IOW - if you had some sort of imagined vision in which you imagined the promised messiah to be performing a miracle of some kind, then that became actual reality simply because that was gods way of communicating the reality and truth of the messiah to men on earth, AND in the telling of that truth of the vision, the story would be given a realistic setting in the local region. So for example, a dream of Jesus performing a miracle, would then be told with a realistic setting of it happening in a real place with real people as witnesses.

This was not thought to be a fraud or make-believe of any kind, but actually thought to be the correct way to tell of the communicated visions from God.

Now, Carrier says that all of that is in fact fully supported by the academic literature and can be fully and convincingly referenced. He gives a number of such referenced sources in the video, and the rest are said to be the subject of the imminent book.

But, be that as it may. What carrier did not mention, is that the above description of Euhemerising dreams into real events in real settings, is very similar indeed to what has already been apparently discovered in the Dead Sea Scrolls (DSS).

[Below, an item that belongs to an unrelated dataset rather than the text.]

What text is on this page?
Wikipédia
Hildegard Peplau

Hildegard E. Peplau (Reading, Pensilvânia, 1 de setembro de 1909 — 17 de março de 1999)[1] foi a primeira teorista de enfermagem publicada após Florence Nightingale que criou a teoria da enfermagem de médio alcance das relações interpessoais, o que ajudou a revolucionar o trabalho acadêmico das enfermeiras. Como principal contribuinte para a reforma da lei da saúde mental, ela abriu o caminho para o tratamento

This is something I described to you many pages back, if you recall.

In the DSS, the religious community of so-called Essenes, in that precise same region as the later Christians, were apparently practicing precisely that sort of dream-reality interpretation in the period circa.170BC through to 70AD. That is, apparently, quite clearly shown in the translations of the DSS.

So what you had with that DSS community, which looks very much like what could be called a "proto-Christian" sect., was the practice of deliberately and constantly imagining visions of their OT religious prophecies and beliefs, and then interpreting those visions as absolutely real events where the imagined "god" was placed on earth as a real living figure in a real local setting amongst real local people and events.

IOW - they were deliberately mixing up fact and dream-like fictions, precisely because they thought that the dreams were gods way of revealing literal truth. So to the DSS sect, their religious dreams were actually more real than any actual reality, because the dreams were revelations from God himself.

So in summary -what’s interesting in what Carrier says, is that he says this practice of deliberately Euhemerising dreams into reality, is actually fully supported by many references in the pre-Christian literature, and it took hold mainly as a result of the Jewish OT religion becoming increasingly mixed with Hellenistic mystery religions of the time.